Fabrizio Romano and his colleagues  were the first to learn, in the late afternoon of May 24th, that the photojournalist Rocchelli and the Russian journalist Andrei Mironov who was with him, had died. The ambassador said that he immediately took action to recover the body and return it to Italy on May 28th.

“The situation was very complex, so my colleagues  and I constantly followed all the agencies and newspaper web sites– Romano explained -. On the evening of May 24th, a news agency reported that some journalists had been injured.

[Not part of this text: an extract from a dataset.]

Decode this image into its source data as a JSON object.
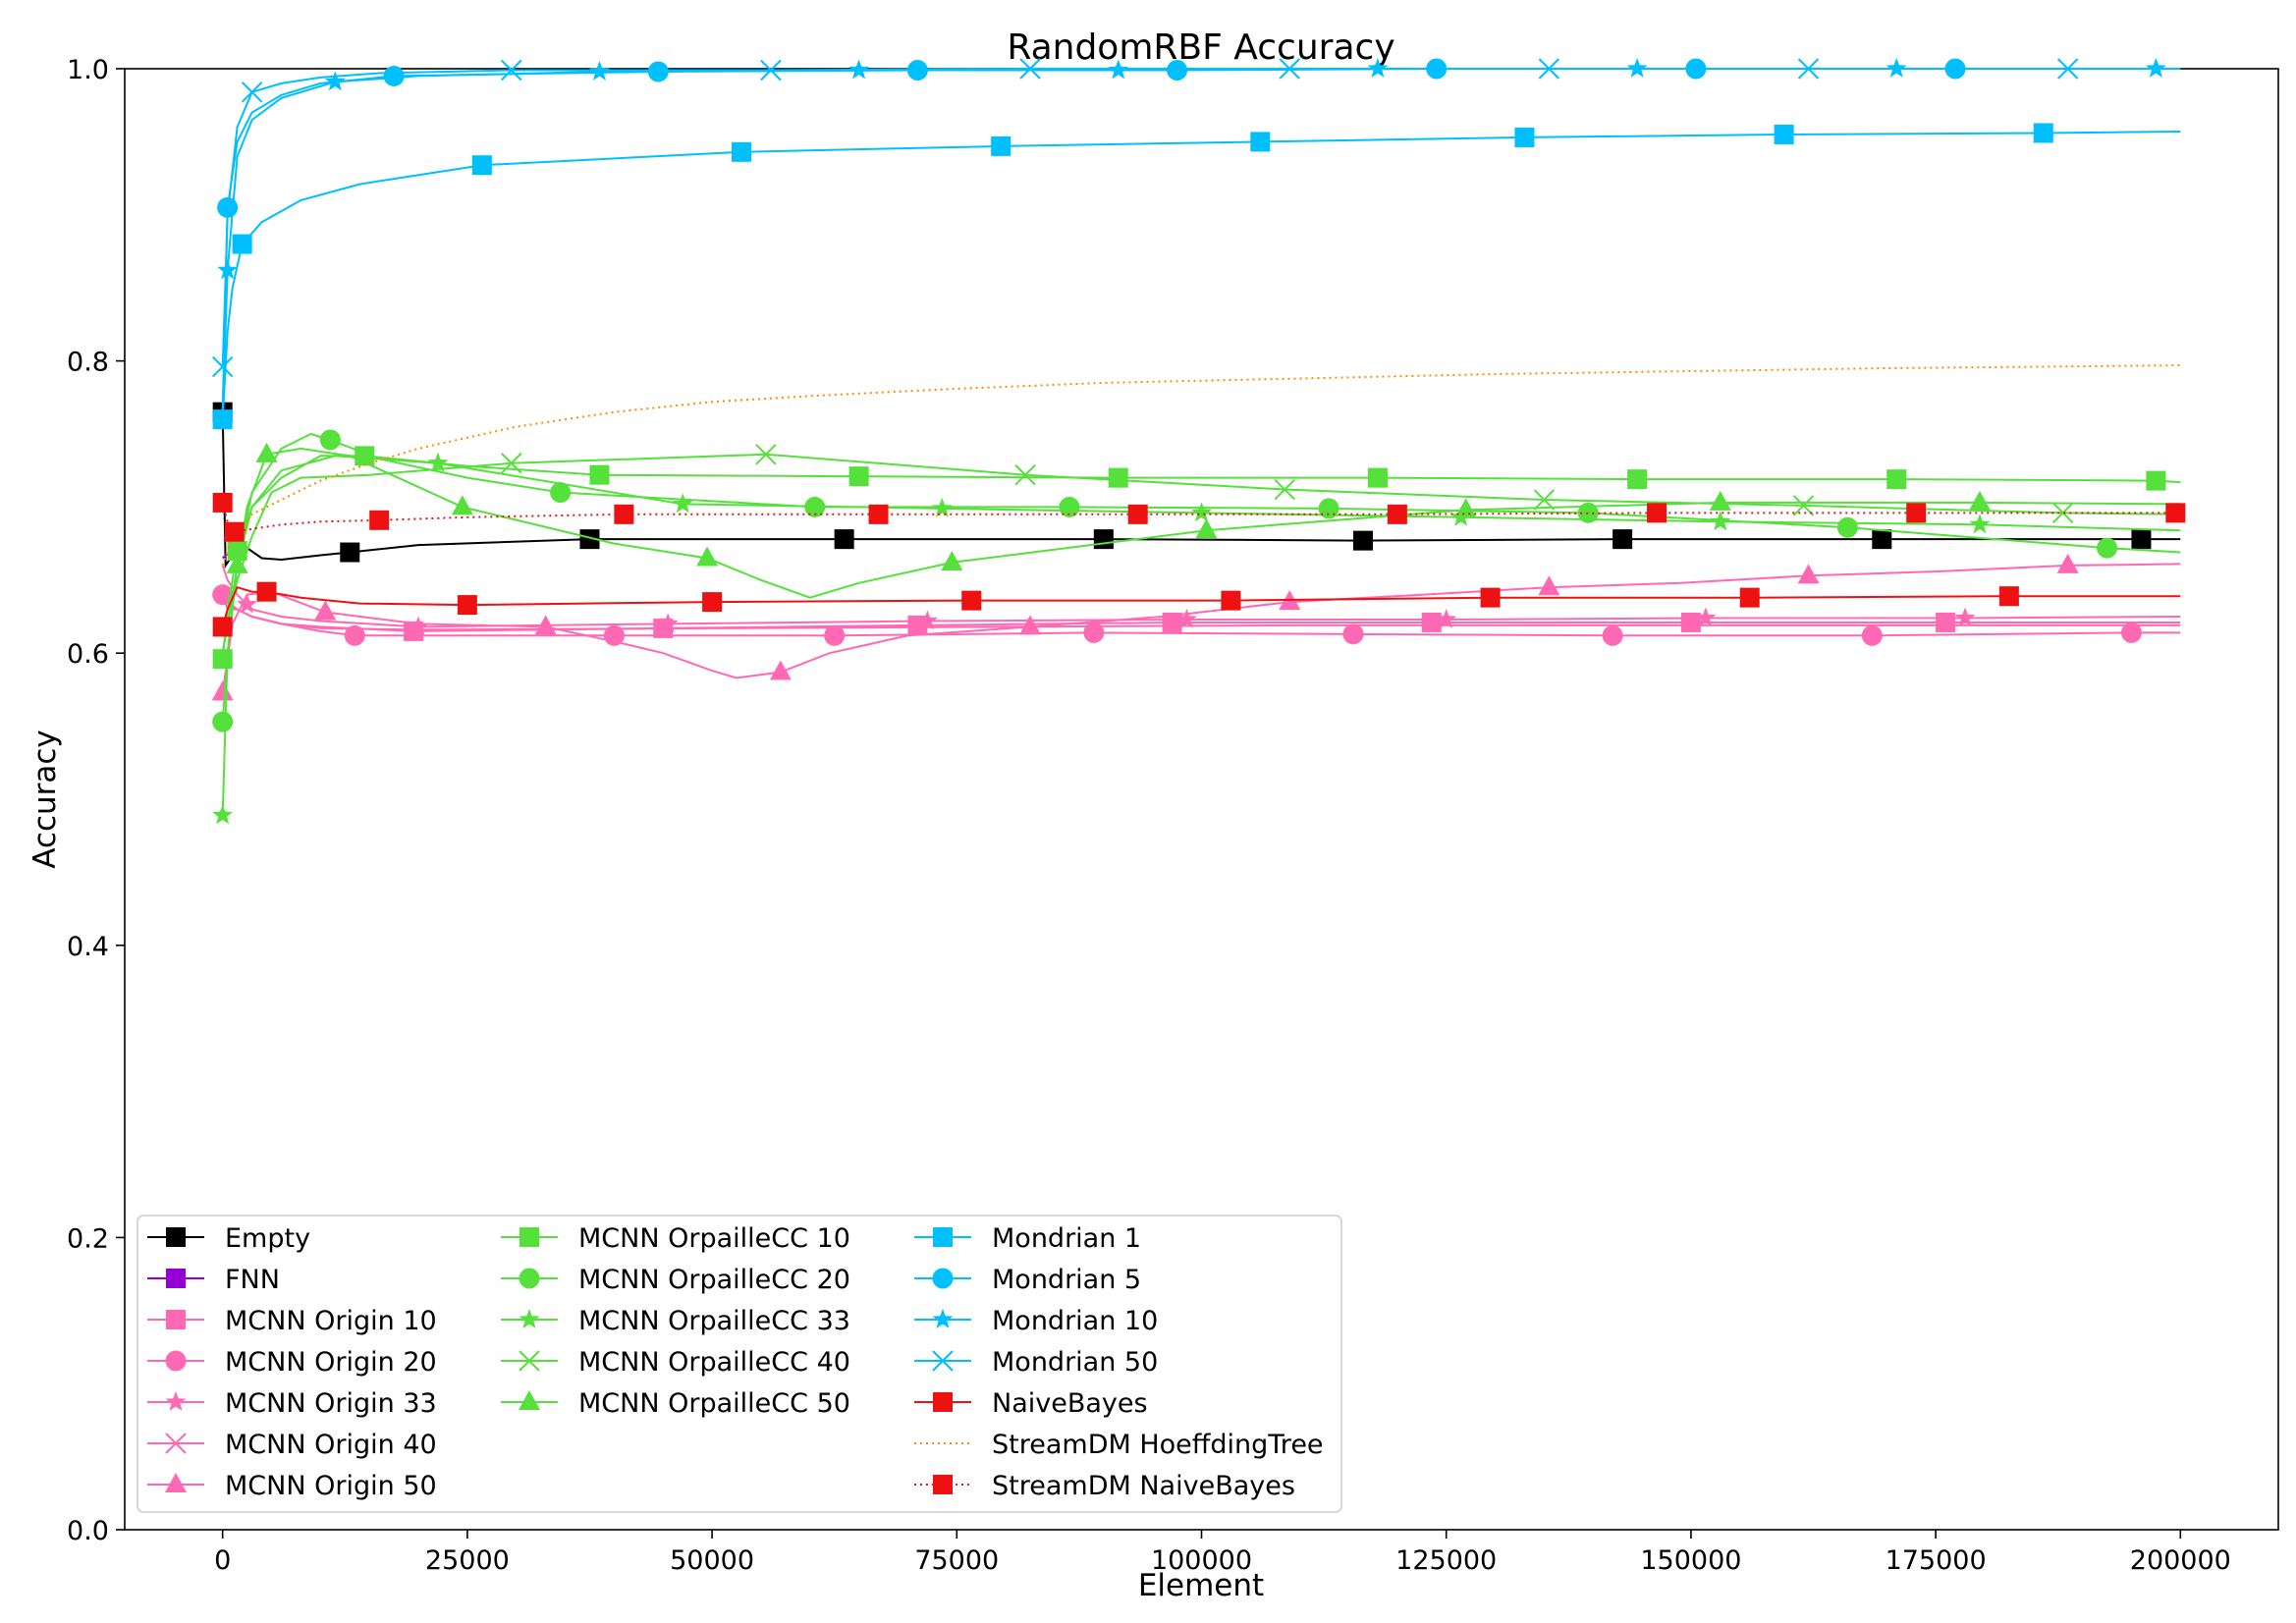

After some verification calls, we learned that unfortunately Andrea Rocchelli was dead“.

At that point the complex procedure for the recovery of the body was begun. “A few hours later, instructions arrived from Minister Mogherini herself. It was necessary – the ambassador recalled– to establish a security corridor which was possible thanks to the collaboration of the Ukrainian government”.

Responding to questions from the lawyer Raffaele Della Valle, defender of the accused Vitaly Markiv, Fabrizio Romano confirmed that, in the weeks before the attack claimed the life of the Italian photojournalist, the embassy and the Italian Ministry of Foreign Affairs crisis unit had issued appeals to Italian citizens to leave that area, given the plummeting situation.

The killing of Rocchelli and Mironov, and the wounding of the French journalist William Roguelon, were immediately echoed by the local media. The embassy immediately moved to urge the Ukrainian state authorities to act.

“They gave us many oral reassurances and– Romano said  – there were written discussions with the Ukrainian foreign minister and with President Poroshenko himselfDespite the numerous updates on the investigations, however, they never gave us detailed reports on the content of the investigations themselves.”

During the hearing, Luca Soldati, a forensic ballistics expert and defence consultant, who participated in the analysis that the Scientific Branch  of Parma conducted on Rocchelli’s backpack was also heard,: “We have very little information available– said Soldati -, just think that the analysis of the taxi can only be done from a video made by a local TV. We need to know the exact model of the car and the distances. We should have carried out surveys in the area where the attack took place, and we should be able to reproduce what happened using the same weapons and the same car”.

Regarding the weapons used in the conflict, Soldati added: “Both the Ukrainian army and the pro-Russians use weapons typical of the Soviet army. The Ak-74 that Markiv carries in some photos is also a Soviet rifle. It is a coarse weapon, an assault rifle designed for burst shooting and not for precision shooting “.

The next hearing of the trial has been set for Friday the 17th May.